The hard truth is this: in the current market, if a prospective homebuyer can only purchase a home by obtaining an ARM, they are likely unqualified to purchase the home — the jumbo crowd excluded. Once again, it seems we are qualifying the unqualified to make the real estate market appear move vigorous than it is. This overreaching leads to a dip in sales volume and then in prices, and a longer period of stagnation before the organic recovery truly begins.
Moving forward with the hard-won experience and vivid knowledge gained from the recent past, real estate agents and brokers must present a clear picture of the reality of ARMs for their buyers, lest we repeat the history we now so deeply bemoan.
This is great from a principal standpoint, but continues to ignore the borrower paradigm that we’ve been faced with the great run-up of 2003 – 2006, and that is that a homeowner determined to obtain a ARM for whatever reason will get it from someone. If not the sensible mortgage broker, another broker; if not his/her bank, another bank; if not his/her credit union, then another credit union.

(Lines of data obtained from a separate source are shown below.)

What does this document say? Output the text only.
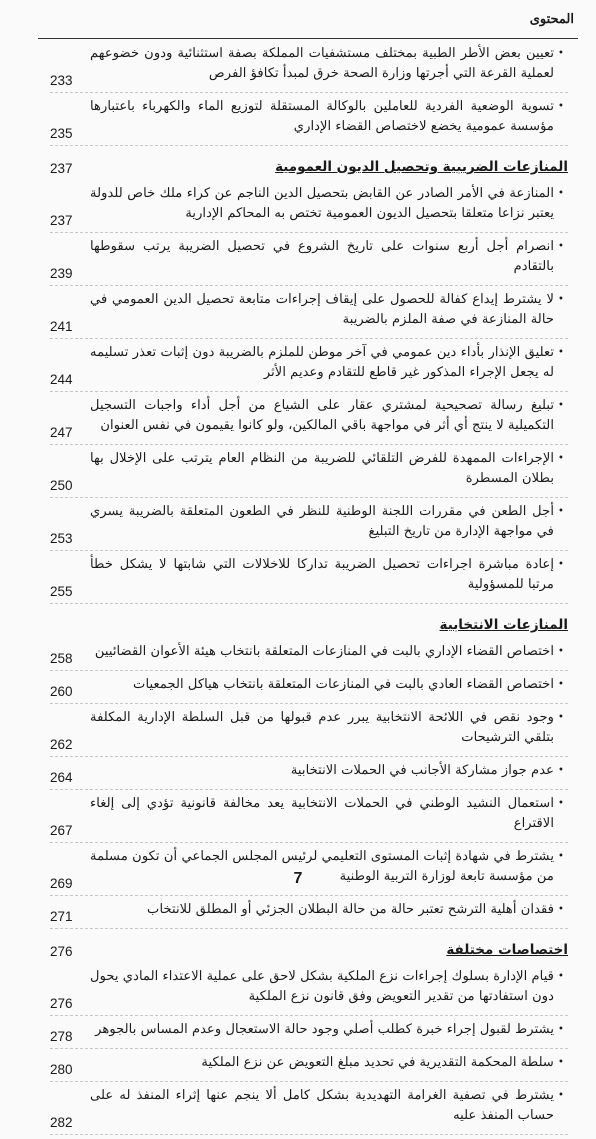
المحتوى
•
تعيين بعض الأطر الطبية بمختلف مستشفيات المملكة بصفة استثنائية ودون خضوعهم لعملية القرعة التي أجرتها وزارة الصحة خرق لمبدأ تكافؤ الفرص
233
•
تسوية الوضعية الفردية للعاملين بالوكالة المستقلة لتوزيع الماء والكهرباء باعتبارها مؤسسة عمومية يخضع لاختصاص القضاء الإداري
235
المنازعات الضريبية وتحصيل الديون العمومية
237
•
المنازعة في الأمر الصادر عن القابض بتحصيل الدين الناجم عن كراء ملك خاص للدولة يعتبر نزاعا متعلقا بتحصيل الديون العمومية تختص به المحاكم الإدارية
237
•
انصرام أجل أربع سنوات على تاريخ الشروع في تحصيل الضريبة يرتب سقوطها بالتقادم
239
•
لا يشترط إيداع كفالة للحصول على إيقاف إجراءات متابعة تحصيل الدين العمومي في حالة المنازعة في صفة الملزم بالضريبة
241
•
تعليق الإنذار بأداء دين عمومي في آخر موطن للملزم بالضريبة دون إثبات تعذر تسليمه له يجعل الإجراء المذكور غير قاطع للتقادم وعديم الأثر
244
•
تبليغ رسالة تصحيحية لمشتري عقار على الشياع من أجل أداء واجبات التسجيل التكميلية لا ينتج أي أثر في مواجهة باقي المالكين، ولو كانوا يقيمون في نفس العنوان
247
•
الإجراءات الممهدة للفرض التلقائي للضريبة من النظام العام يترتب على الإخلال بها بطلان المسطرة
250
•
أجل الطعن في مقررات اللجنة الوطنية للنظر في الطعون المتعلقة بالضريبة يسري في مواجهة الإدارة من تاريخ التبليغ
253
•
إعادة مباشرة اجراءات تحصيل الضريبة تداركا للاخلالات التي شابتها لا يشكل خطأ مرتبا للمسؤولية
255
المنازعات الانتخابية
•
اختصاص القضاء الإداري بالبت في المنازعات المتعلقة بانتخاب هيئة الأعوان القضائيين
258
•
اختصاص القضاء العادي بالبت في المنازعات المتعلقة بانتخاب هياكل الجمعيات
260
•
وجود نقص في اللائحة الانتخابية يبرر عدم قبولها من قبل السلطة الإدارية المكلفة بتلقي الترشيحات
262
•
عدم جواز مشاركة الأجانب في الحملات الانتخابية
264
•
استعمال النشيد الوطني في الحملات الانتخابية يعد مخالفة قانونية تؤدي إلى إلغاء الاقتراع
267
•
يشترط في شهادة إثبات المستوى التعليمي لرئيس المجلس الجماعي أن تكون مسلمة من مؤسسة تابعة لوزارة التربية الوطنية
269
•
فقدان أهلية الترشح تعتبر حالة من حالة البطلان الجزئي أو المطلق للانتخاب
271
اختصاصات مختلفة
276
•
قيام الإدارة بسلوك إجراءات نزع الملكية بشكل لاحق على عملية الاعتداء المادي يحول دون استفادتها من تقدير التعويض وفق قانون نزع الملكية
276
•
يشترط لقبول إجراء خبرة كطلب أصلي وجود حالة الاستعجال وعدم المساس بالجوهر
278
•
سلطة المحكمة التقديرية في تحديد مبلغ التعويض عن نزع الملكية
280
•
يشترط في تصفية الغرامة التهديدية بشكل كامل ألا ينجم عنها إثراء المنفذ له على حساب المنفذ عليه
282
7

You can talk till your blue in the face about the role of the responsible broker wisely counseling his conforming loan borrower to go with a 30/20/15 year loan for security’s sake, but as long as there’s a 1% or more benefit to an ARM that borrower is committed to, only the government outlawing ARMs for all but the super jumbo crowd will stop that consumer from getting what he wants.

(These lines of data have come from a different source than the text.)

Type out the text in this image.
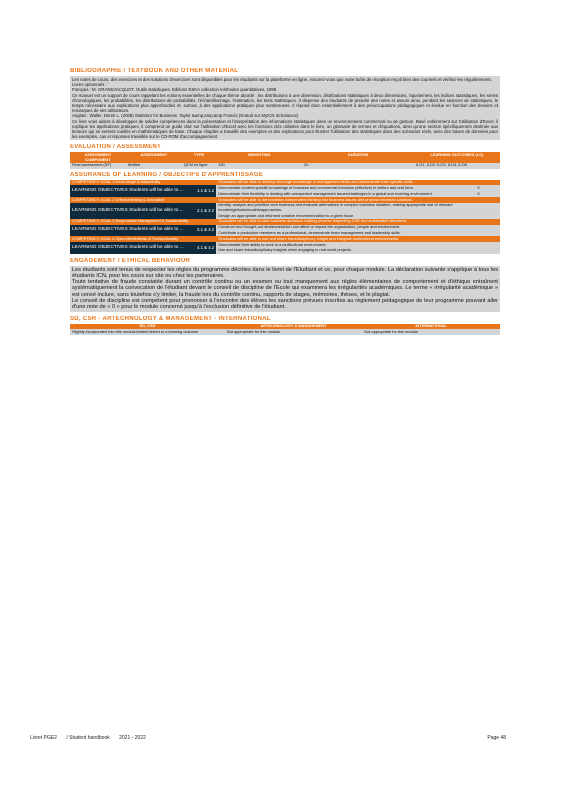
BIBLIOGRAPHIE / TEXTBOOK AND OTHER MATERIAL

Les notes de cours, des exercices et des solutions d'exercices sont disponibles pour les étudiants sur la plateforme en ligne. Assurez-vous que votre boîte de réception reçoit bien des courriels et vérifiez-les régulièrement.

Livres optionnels :

Français : M. GRANDJACQUOT, Outils statistiques, Editions ESKA collection méthodes quantitatives, 1999.

Ce manuel est un support de cours rappelant les notions essentielles de chaque thème abordé : les distributions à une dimension, distributions statistiques à deux dimensions, l'ajustement, les indices statistiques, les séries chronologiques, les probabilités, les distributions de probabilités, l'échantillonnage, l'estimation, les tests statistiques. Il dispense des étudiants de prendre des notes et assure ainsi, pendant les séances de statistiques, le temps nécessaire aux explications plus approfondies et, surtout, à des applications pratiques plus nombreuses. Il répond donc essentiellement à des préoccupations pédagogiques et évolue en fonction des besoins et remarques de ses utilisateurs.

Anglais : Waller, Derek L. (2008) Statistics for Business. Taylor &amp;amp;amp Francis (Gratuit sur MyICN Scholarvox)

Ce livre vous aidera à développer de solides compétences dans la présentation et l'interprétation des informations statistiques dans un environnement commercial ou de gestion. Basé entièrement sur l'utilisation d'Excel, il explique les applications pratiques, il comprend un guide clair sur l'utilisation d'Excel avec les fonctions clés utilisées dans le livre, un glossaire de termes et d'équations, ainsi qu'une section spécifiquement destinée aux lecteurs qui se sentent rouillés en mathématiques de base. Chaque chapitre a travaillé des exemples et des explications pour illustrer l'utilisation des statistiques dans des scénarios réels, avec des bases de données pour les exemples, cas et réponses travaillés sur le CD-ROM d'accompagnement.

EVALUATION / ASSESSMENT
ASSESSMENT COMPONENT	ASSESSMENT	TYPE	WEIGHTING	DURATION	LEARNING OUTCOMES (LO)
Final assessment (DF)	Written	QCM en ligne	100	2h	ILO1, ILO2, ILO3, ILO4, ILO5
ASSURANCE OF LEARNING / OBJECTIFS D'APPRENTISSAGE
COMPETENCY GOAL 1 Know ledge & Adaptability	Graduates will be able to develop thorough knowledge in management fields and demonstrate their specific skills.	

1.1 & 1.2
LEARNING OBJECTIVES Students will be able to ...	Demonstrate context-specific knowledge of business and commercial functions (effective) in written and oral form.	X
	Demonstrate their flexibility in dealing with unexpected management issues/challenges in a global and evolving environment.	X
COMPETENCY GOAL 2 Critical thinking & Innovation	Graduates will be able to demonstrate independent thinking into business issues and propose informed solutions.	

2.1 & 2.2
LEARNING OBJECTIVES Students will be able to ...	Identify, analyze and prioritize core business and evaluate alternatives in complex business situation, making appropriate use of relevant knowledge/tools/models/approaches.	
	Design an appropriate and informed creative recommendation to a given issue.	
COMPETENCY GOAL 3 Responsible Management & Sustainability	Graduates will be able to take business decisions making process respecting CSR and sustainable standards.	

3.1 & 3.2
LEARNING OBJECTIVES Students will be able to ...	Construct and thought-out decisions/which can affect or impact the organization, people and environment.	
	Contribute a productive members as a professional; demonstrate team management and leadership skills.	
COMPETENCY GOAL 4 Open-Mindedness & Transculturality	Graduates will be able to use and share transdisciplinary insight and integrate multicultural environments.	

4.1 & 4.2
LEARNING OBJECTIVES Students will be able to ...	Demonstrate their ability to work in a multicultural environment.	
	Use and share transdisciplinary insights when engaging in real world projects.	
ENGAGEMENT / ETHICAL BEHAVIOUR

Les étudiants sont tenus de respecter les règles du programme décrites dans le livret de l'Etudiant et ce, pour chaque module. La déclaration suivante s'applique à tous les étudiants ICN, pour les cours sur site ou chez les partenaires.

Toute tentative de fraude constatée durant un contrôle continu ou un examen ou tout manquement aux règles élémentaires de comportement et d'éthique entraînent systématiquement la convocation de l'étudiant devant le conseil de discipline de l'Ecole qui examinera les irrégularités académiques. Le terme « irrégularité académique » est censé inclure, sans toutefois s'y limiter, la fraude lors du contrôle continu, rapports de stages, mémoires, thèses, et le plagiat.

Le conseil de discipline est compétent pour prononcer à l'encontre des élèves les sanctions prévues inscrites au règlement pédagogique de leur programme pouvant aller d'une note de « 0 » pour le module concerné jusqu'à l'exclusion définitive de l'étudiant.

SD, CSR - ARTECHNOLOGY & MANAGEMENT - INTERNATIONAL
SD, CSR	ARTECHNOLOGY & MANAGEMENT	INTERNATIONAL
Slightly incorporated into this module/related linked to a learning outcome	Not appropriate for this module	Not appropriate for this module
Livret PGE2 / Student handbook 2021 - 2022	Page 48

I’m proud to say that I never sold an Option ARM to one of my conventional clients. But ARMs — even those with Interest-Only payment provisions — are and have been a staple in my offerings for the past 12 years. Have some of my former clients lost their homes over resets? Yes. Will others? Probably. The fact is, as a mortgage professional we’re legally required now to provide consumers with a fixed rate option when offering a ARM product, as well as complying with advertising disclosures when it comes to ARMs and Interest-only loans, so it’s not at all as if the wool is being pulled over borrower’s eyes by unscrupulous lenders in this day and age. The consumer who would elect an ARM for any reason when a comparable fixed rate product exists knows full well the risk he/she is assuming now.
One thing not mentioned above is that the typical loan-to-value for super jumbo is also significantly less than conforming loan amounts. For Pete’s sake — FHA offers a 5/1 ARM with only 3.5% down on a purchase up to FHA limits per county~! Compare that to 20% – 35% down for super jumbo loans.

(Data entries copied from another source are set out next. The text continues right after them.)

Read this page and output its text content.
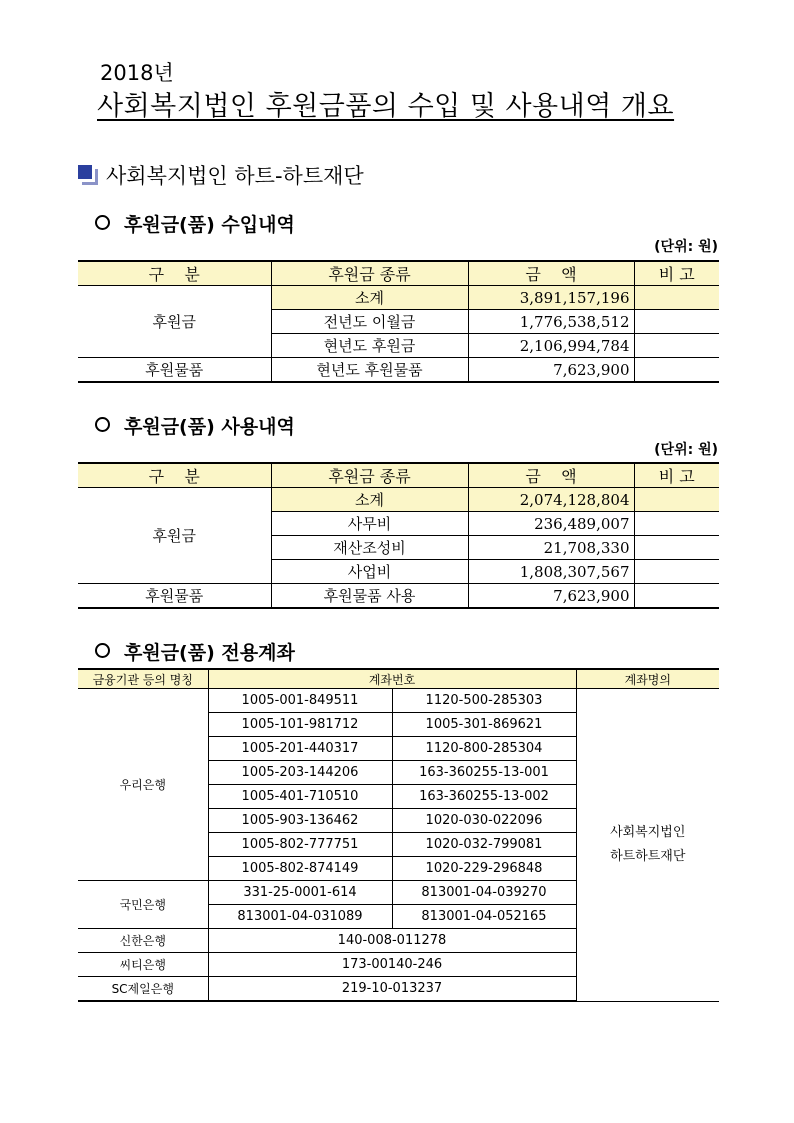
2018년
사회복지법인 후원금품의 수입 및 사용내역 개요
사회복지법인 하트-하트재단
후원금(품) 수입내역
(단위: 원)
구    분	후원금 종류	금    액	비 고
후원금	소계	3,891,157,196	
	전년도 이월금	1,776,538,512	
	현년도 후원금	2,106,994,784	
후원물품	현년도 후원물품	7,623,900	
후원금(품) 사용내역
(단위: 원)
구    분	후원금 종류	금    액	비 고
후원금	소계	2,074,128,804	
	사무비	236,489,007	
	재산조성비	21,708,330	
	사업비	1,808,307,567	
후원물품	후원물품 사용	7,623,900	
후원금(품) 전용계좌
금융기관 등의 명칭	계좌번호		계좌명의
우리은행	1005-001-849511	1120-500-285303	사회복지법인
하트하트재단

	1005-101-981712	1005-301-869621	
	1005-201-440317	1120-800-285304	
	1005-203-144206	163-360255-13-001	
	1005-401-710510	163-360255-13-002	
	1005-903-136462	1020-030-022096	
	1005-802-777751	1020-032-799081	
	1005-802-874149	1020-229-296848	
국민은행	331-25-0001-614	813001-04-039270	
	813001-04-031089	813001-04-052165	
신한은행	140-008-011278		
씨티은행	173-00140-246		
SC제일은행	219-10-013237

Speaking of FHA, I think if one wants to be fair to the issue of foreclosure prevention, it starts with FHA. A FHA buyer can borrow (in the form of a “gift”) the 3.5% – 5% down payment (e.g. no “skin in the game”) and within a few months be upside-down in the property. Now we have the perfect storm for a deed in lieu, foreclosure, or short sale, right? Borrower with nothing vested so nothing lost, upside-down in a home, paying expensive mortgage insurance along with PITI, and the government backing up the paper. Talk about the “pending wave of foreclosures” coming — I doubt ARMs will represent anything on a comparable level to FHA practices as they stand today.
What’s needed on the conforming front is real world risk management. That is, eligibility for a conforming ARM loan needs to be less than 80% loan-to-value, superior credit, 6 months PITI reserves, and the borrower must show that funds used to close are his/hers only. Those criteria alone would stem the origination of higher risk ARMs to blue-collar Americans. Make the same standard apply for 5/1 FHA loans too.
I’ve always believed that the reason America has rampant drunk driving is because the penalties for getting caught are simply not strict enough. If a first-time offense resulted in a felony conviction, loss of license for 12 months, and a minimum 30 days in jail along with a minimum $5000 fine we’d see the number of DUI arrests drop to next-to-nothing. Same goes for “fixing” the foreclosure crisis. Raise the damn bar on qualifying as it relates to equity, credit, debt-income ratios, etc and watch the number of delinquent loans drop for years to come. No one wants to do that on a government level, so responsibility for a homeowner’s “success” in their loan is still being placed on the lenders and brokers, and that’s just not where it lies.